After 24 days at Temple's hospital, her mother by her side around-the-clock, she was transferred to Magee Rehabilitation Hospital in Center City, where she would spend the next 91 days relearning the motor skills and more that she’d lost in the process. (Disclosure: The author was also treated at Magee for injuries stemming from a hit-and-run incident.)
On Aug. 21, 2015, Rachel returned home to Mullica Hill, but still continues a five-days-a-week outpatient-rehab program.
“She’s still working on everything, progressing at her pace,” Kathy Hall shared. “There’s no final timeline [for full recovery]. She wants to get back into the Washington D.C. police academy. When she has a job, career and bright future, I would finally assume she’s fine. She’s handling it, though.

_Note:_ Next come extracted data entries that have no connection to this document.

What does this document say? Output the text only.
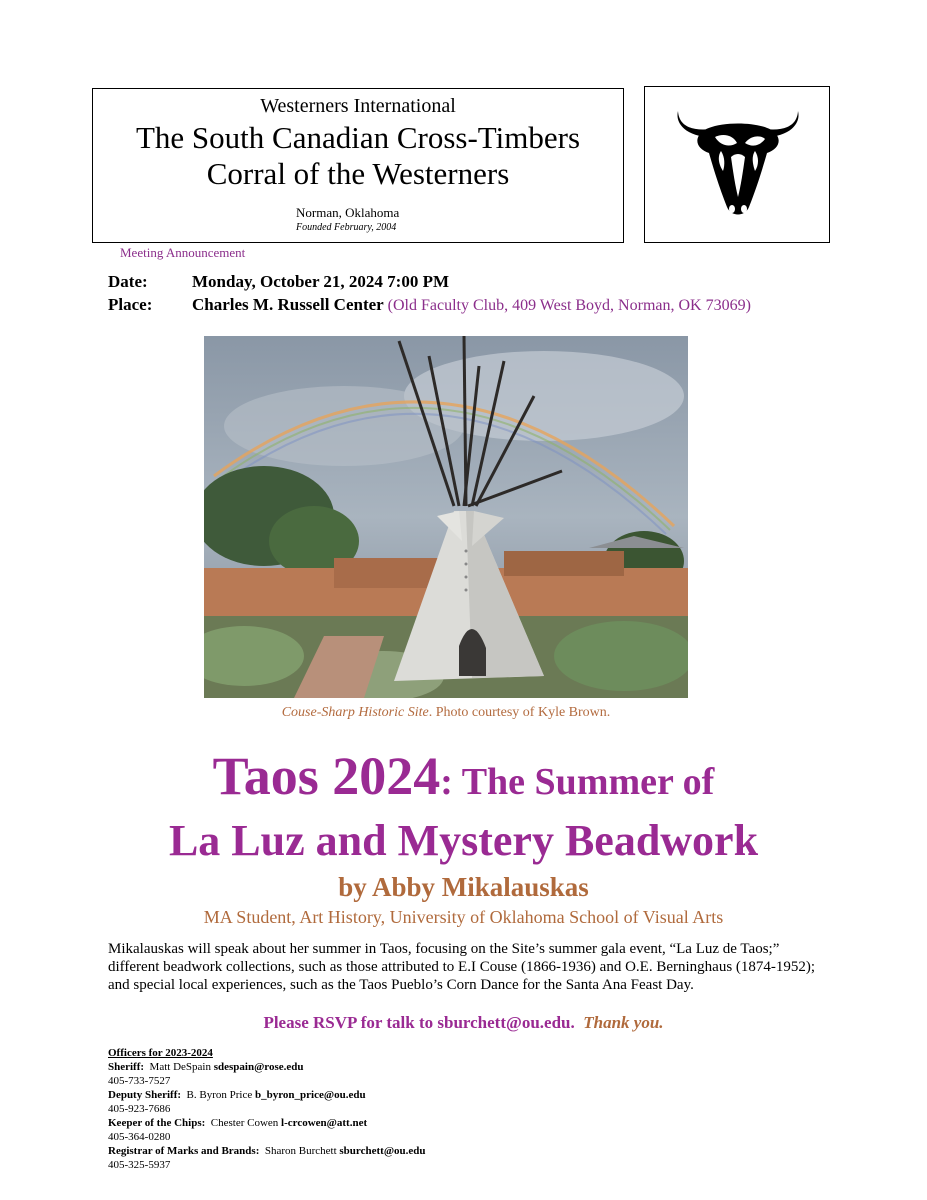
Westerners International
The South Canadian Cross-Timbers
Corral of the Westerners
Norman, Oklahoma
Founded February, 2004
Meeting Announcement
Date:	Monday, October 21, 2024 7:00 PM
Place: Charles M. Russell Center (Old Faculty Club, 409 West Boyd, Norman, OK 73069)
Couse-Sharp Historic Site. Photo courtesy of Kyle Brown.
Taos 2024: The Summer of
La Luz and Mystery Beadwork
by Abby Mikalauskas
MA Student, Art History, University of Oklahoma School of Visual Arts
Mikalauskas will speak about her summer in Taos, focusing on the Site’s summer gala event, “La Luz de Taos;” different beadwork collections, such as those attributed to E.I Couse (1866-1936) and O.E. Berninghaus (1874-1952); and special local experiences, such as the Taos Pueblo’s Corn Dance for the Santa Ana Feast Day.
Please RSVP for talk to sburchett@ou.edu. Thank you.
Officers for 2023-2024
Sheriff: Matt DeSpain sdespain@rose.edu
405-733-7527
Deputy Sheriff: B. Byron Price b_byron_price@ou.edu
405-923-7686
Keeper of the Chips: Chester Cowen l-crcowen@att.net
405-364-0280
Registrar of Marks and Brands: Sharon Burchett sburchett@ou.edu
405-325-5937
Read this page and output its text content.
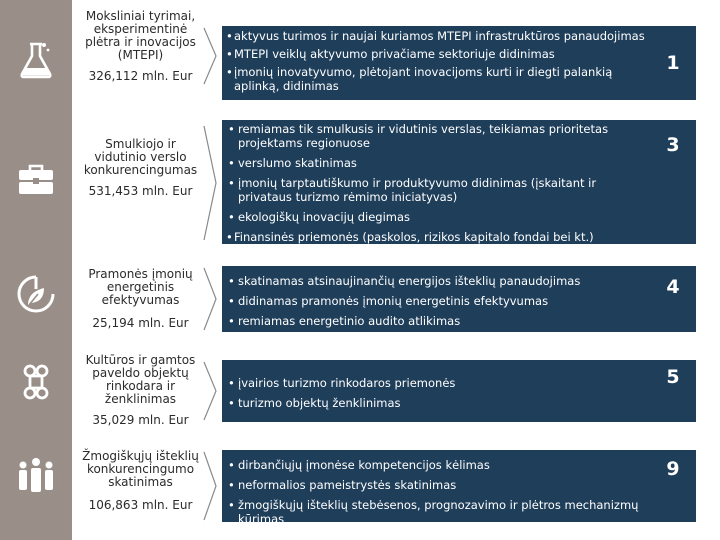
Moksliniai tyrimai, eksperimentinė plėtra ir inovacijos (MTEPI)
326,112 mln. Eur
Smulkiojo ir vidutinio verslo konkurencingumas
531,453 mln. Eur
Pramonės įmonių energetinis efektyvumas
25,194 mln. Eur
Kultūros ir gamtos paveldo objektų rinkodara ir ženklinimas
35,029 mln. Eur
Žmogiškųjų išteklių konkurencingumo skatinimas
106,863 mln. Eur
• aktyvus turimos ir naujai kuriamos MTEPI infrastruktūros panaudojimas
• MTEPI veiklų aktyvumo privačiame sektoriuje didinimas
• įmonių inovatyvumo, plėtojant inovacijoms kurti ir diegti palankią aplinką, didinimas
1
• remiamas tik smulkusis ir vidutinis verslas, teikiamas prioritetas projektams regionuose
• verslumo skatinimas
• įmonių tarptautiškumo ir produktyvumo didinimas (įskaitant ir privataus turizmo rėmimo iniciatyvas)
• ekologiškų inovacijų diegimas
• Finansinės priemonės (paskolos, rizikos kapitalo fondai bei kt.)
3
• skatinamas atsinaujinančių energijos išteklių panaudojimas
• didinamas pramonės įmonių energetinis efektyvumas
• remiamas energetinio audito atlikimas
4
• įvairios turizmo rinkodaros priemonės
• turizmo objektų ženklinimas
5
• dirbančiųjų įmonėse kompetencijos kėlimas
• neformalios pameistrystės skatinimas
• žmogiškųjų išteklių stebėsenos, prognozavimo ir plėtros mechanizmų kūrimas
9
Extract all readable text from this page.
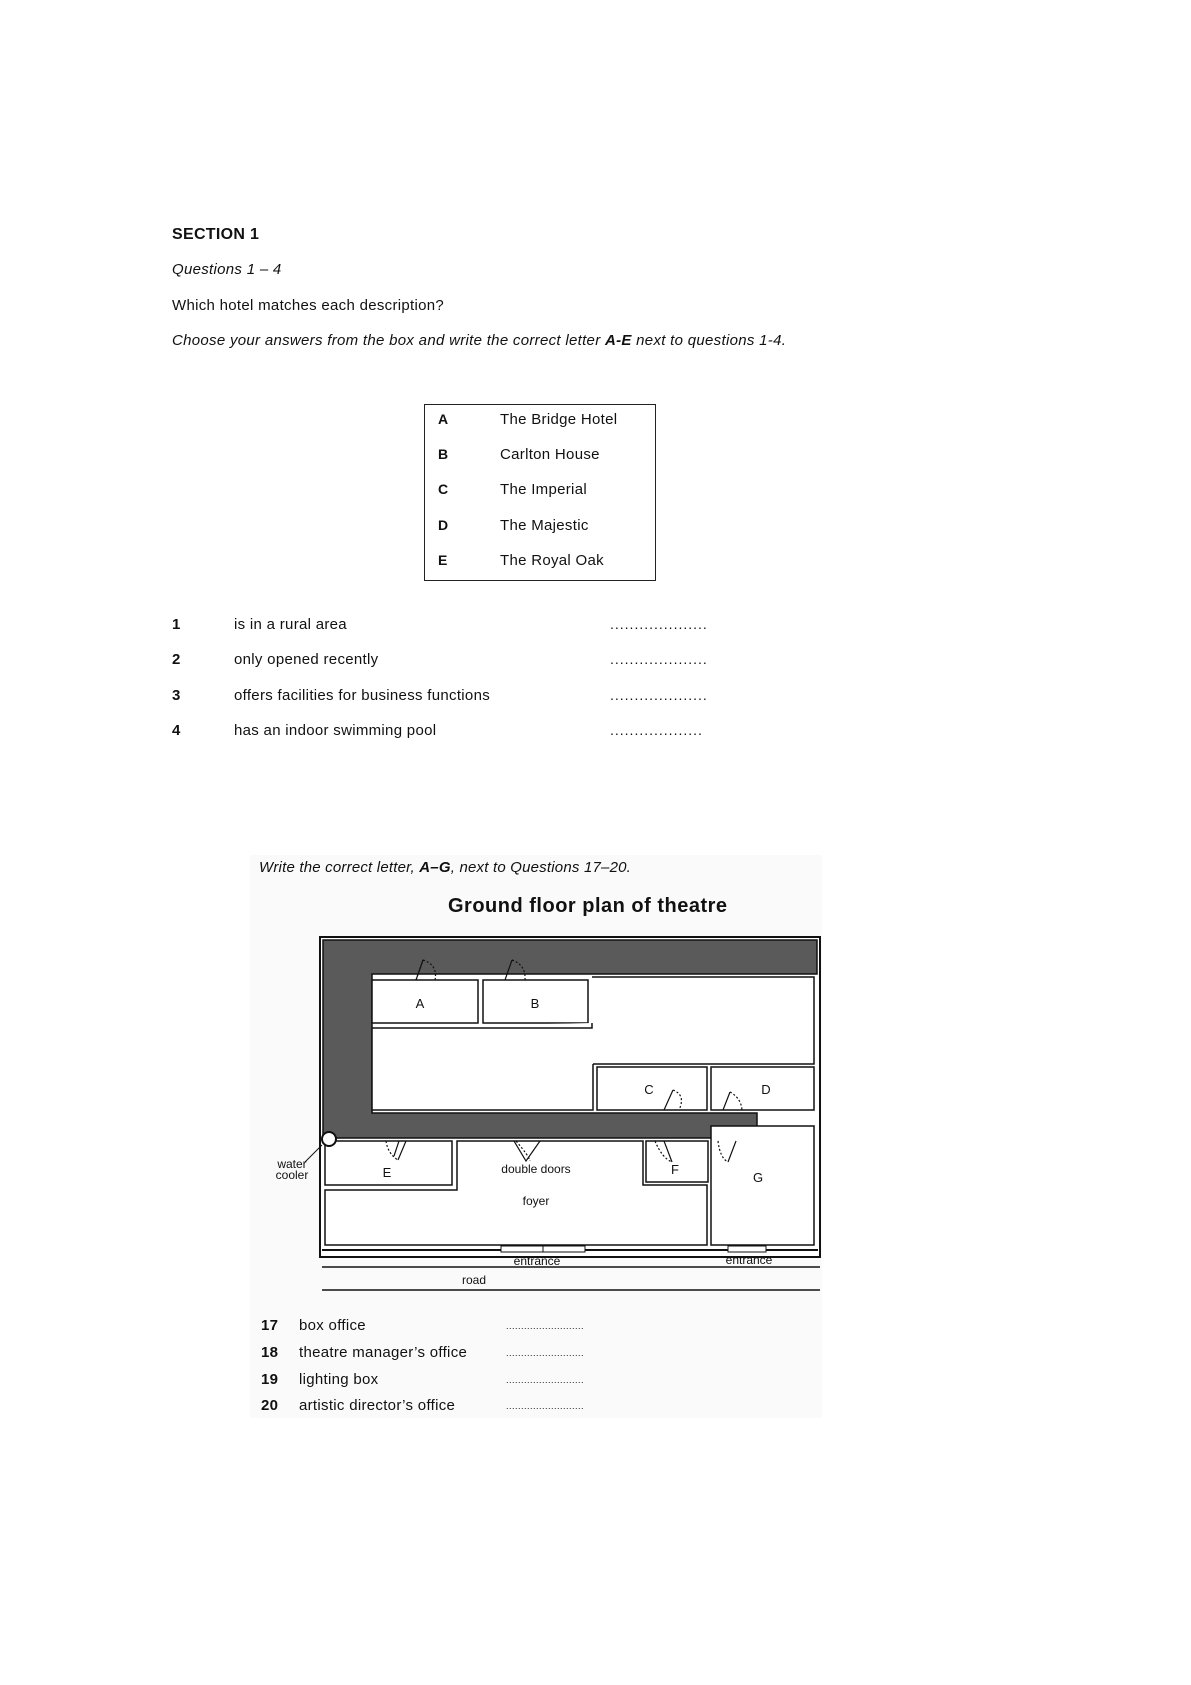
SECTION 1
Questions 1 – 4
Which hotel matches each description?
Choose your answers from the box and write the correct letter A-E next to questions 1-4.
A	The Bridge Hotel
B	Carlton House
C	The Imperial
D	The Majestic
E	The Royal Oak
1	is in a rural area	....................
2	only opened recently	....................
3	offers facilities for business functions	....................
4	has an indoor swimming pool	...................
Write the correct letter, A–G, next to Questions 17–20.
Ground floor plan of theatre
A	B
C	D
E	F
G
double doors
foyer
water
cooler
entrance	entrance
road
17 box office	..........................
18 theatre manager’s office	..........................
19 lighting box	..........................
20 artistic director’s office	..........................
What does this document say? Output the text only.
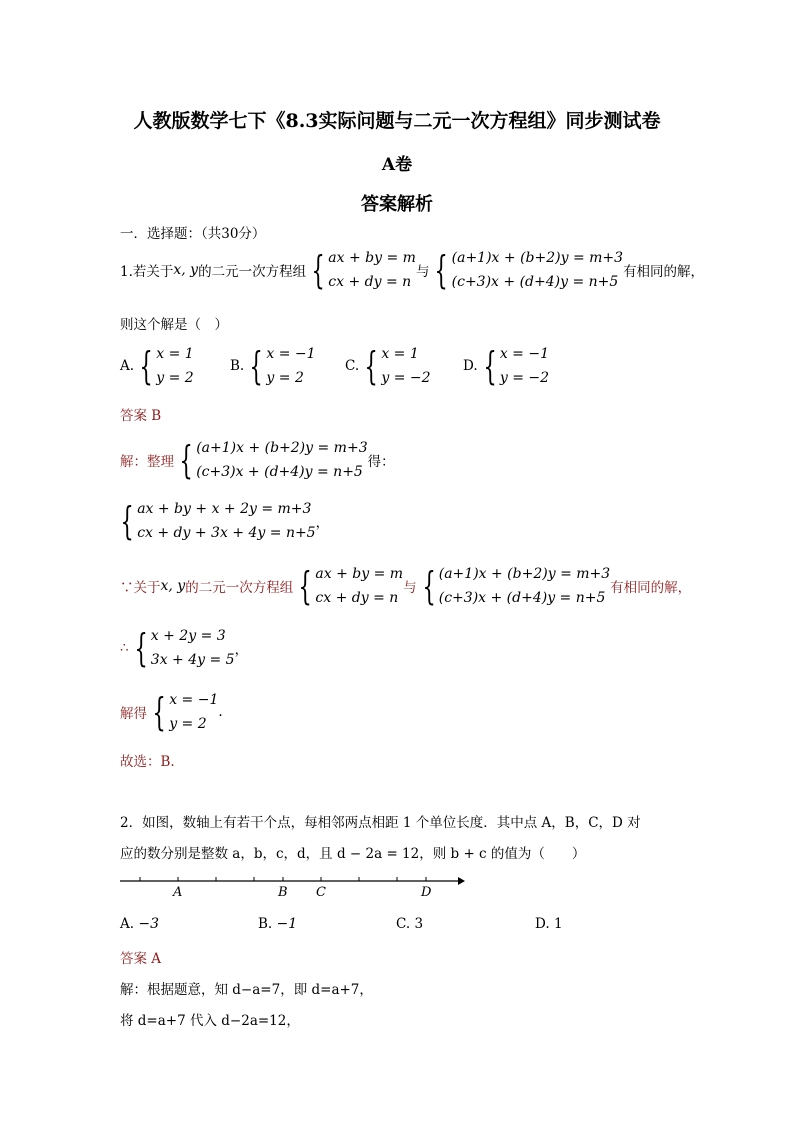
人教版数学七下《8.3实际问题与二元一次方程组》同步测试卷
A卷
答案解析
一．选择题：（共30分）
1.若关于 x, y 的二元一次方程组 { ax + by = m
cx + dy = n
与 { (a+1)x + (b+2)y = m+3
(c+3)x + (d+4)y = n+5
有相同的解，
则这个解是（　）
A. { x = 1
y = 2
B. { x = −1
y = 2
C. { x = 1
y = −2
D. { x = −1
y = −2
答案 B
解：整理 { (a+1)x + (b+2)y = m+3
(c+3)x + (d+4)y = n+5
得：
{ ax + by + x + 2y = m+3
cx + dy + 3x + 4y = n+5
，
∵关于 x, y 的二元一次方程组 { ax + by = m
cx + dy = n
与 { (a+1)x + (b+2)y = m+3
(c+3)x + (d+4)y = n+5
有相同的解，
∴ { x + 2y = 3
3x + 4y = 5
，
解得 { x = −1
y = 2
.
故选：B.
2．如图，数轴上有若干个点，每相邻两点相距 1 个单位长度．其中点 A，B，C，D 对
应的数分别是整数 a，b，c，d，且 d − 2a = 12，则 b + c 的值为（　　）
A	B C	D
A. −3	B. −1	C. 3	D. 1
答案 A
解：根据题意，知 d−a=7，即 d=a+7，
将 d=a+7 代入 d−2a=12，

She’s very determined to work through this and get on with her life.”
Regarding last year’s graduation ceremony, Kathy Hall said Rachel didn’t realize she was missing it at the time since she was still unconscious.
“For me, it was heartbreaking,” she said. “She was right at the finish line to get her diploma. Being in the hospital, not knowing what the outcome was going to be, this was a 22-year-old whose whole life had just been taken away.”
When Rachel’s path to recovery became clearer, she was buttressed by an outpouring of support from family, friends, teammates and even strangers within the Mullica Hill, Temple University and lacrosse communities.
“It was very heartwarming that people who didn’t even know my daughter were praying for her, and had her in their hearts,” Kathy Hall said, noting that her daughter does not remember anything about the incident.
With medical bills topping $1.4 million and the ongoing need for outpatient therapy, supporters have set up a YouCaring fundraising page on Rachel’s behalf. Congratulatory notes can be sent to P.O. Box 307, Mullica Hill, NJ 08062, as well.
Physical therapy and the driver’s upcoming parole hearing will be far from Rachel’s mind on Friday morning, though, as she walks a walk in the cap and gown that should have been worn last year. While it's largely ceremonial, as she's already graduated, it means the world to the Halls.
“She’s really excited. She’s really happy to be walking with friends who were juniors last year,” Kathy said. “It’s a significant turning point for her, as well. She still has some difficulty with things, but to see how far she’s come from last year, getting her diploma is a nice way to celebrate.”